I have finally mastered the art of cookie making!  It has taken a lot of experiments…. usually where I made a complete and utter hames of it!  (That expression just popped into my head there! It was a saying of my Mum’s…. basically making a mess of something!  But doesn’t ‘hames’ sound much better?)

I know those accomplished cookie makers are probably sneering right now… but hey I make the best pastry and I can’t be good at EVERYTHING! 🙂

Anyway back to me and making cookies, or as I would call them, biscuits.  I’ve never had success.

They would sort of splurge all over the place and take forever to cook or be so hard you couldn’t eat them!  But I persevered and won!

Chocolate Chip Cookies

The recipe was adjusted from one in a Woman’s Weekly magazine from a couple of years ago.

Ingredients:

  • 275 g/9 oz spelt flour
  • 175 g/6 oz butter
  • 125 g/4 oz caster sugar
  • 100 g/3 oz chocolate chips – I used Lily O’Brien’s chocolate buttons chopped up

Method:

Put the flour into a bowl and chop your butter in. Mix in the butter until it resembles breadcrumbs.  Next add in your caster sugar and squish/rub the whole lot together until it starts to combine.  Yes, folks, I was making this by hand.

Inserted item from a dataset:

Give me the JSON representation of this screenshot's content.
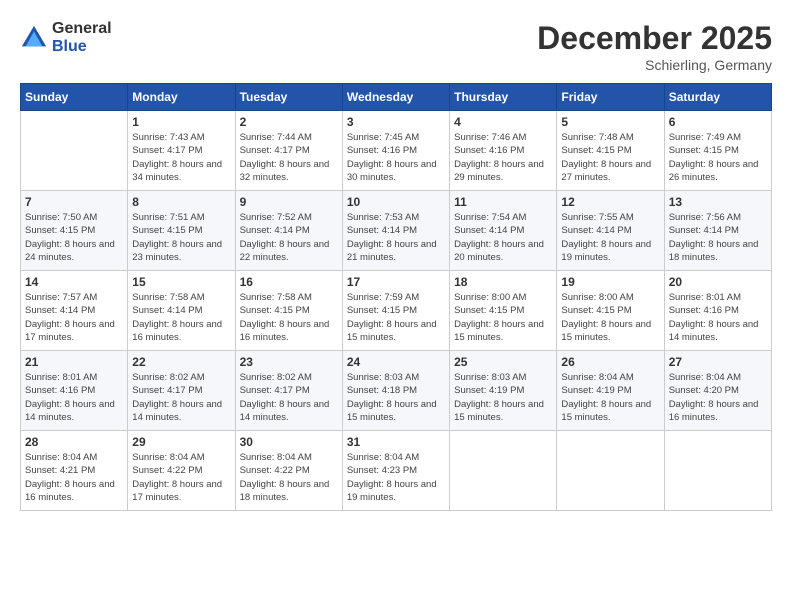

If you are using chocolate buttons, chop them up into the size you like.  Add them to the mixture.

Cut a piece of parchment paper.

Now take your mixture and form it into a sausage shape on the parchment.  Roll it up in the parchment – about 6 cm/2 1/2 inches in diameter, again squish up the ends so it looks like a Christmas cracker.  Place in the fridge.

I left in the fridge for a few hours.

When you are ready heat your oven to 180 deg. C.

Take your sausage roll out of the fridge and cut it into 1 cm/1/2 inch slices and place on parchment lined baking sheet.

Bake in the oven for c 15 – 20 minutes.  Leave to cool on the tray for a bit, before transferring onto a wire rack.

These last at least a week in an airtight tin.  I haven’t tried freezing them – not sure if it would work.

Oh, and by the way, they are best served with home-made ice-cream!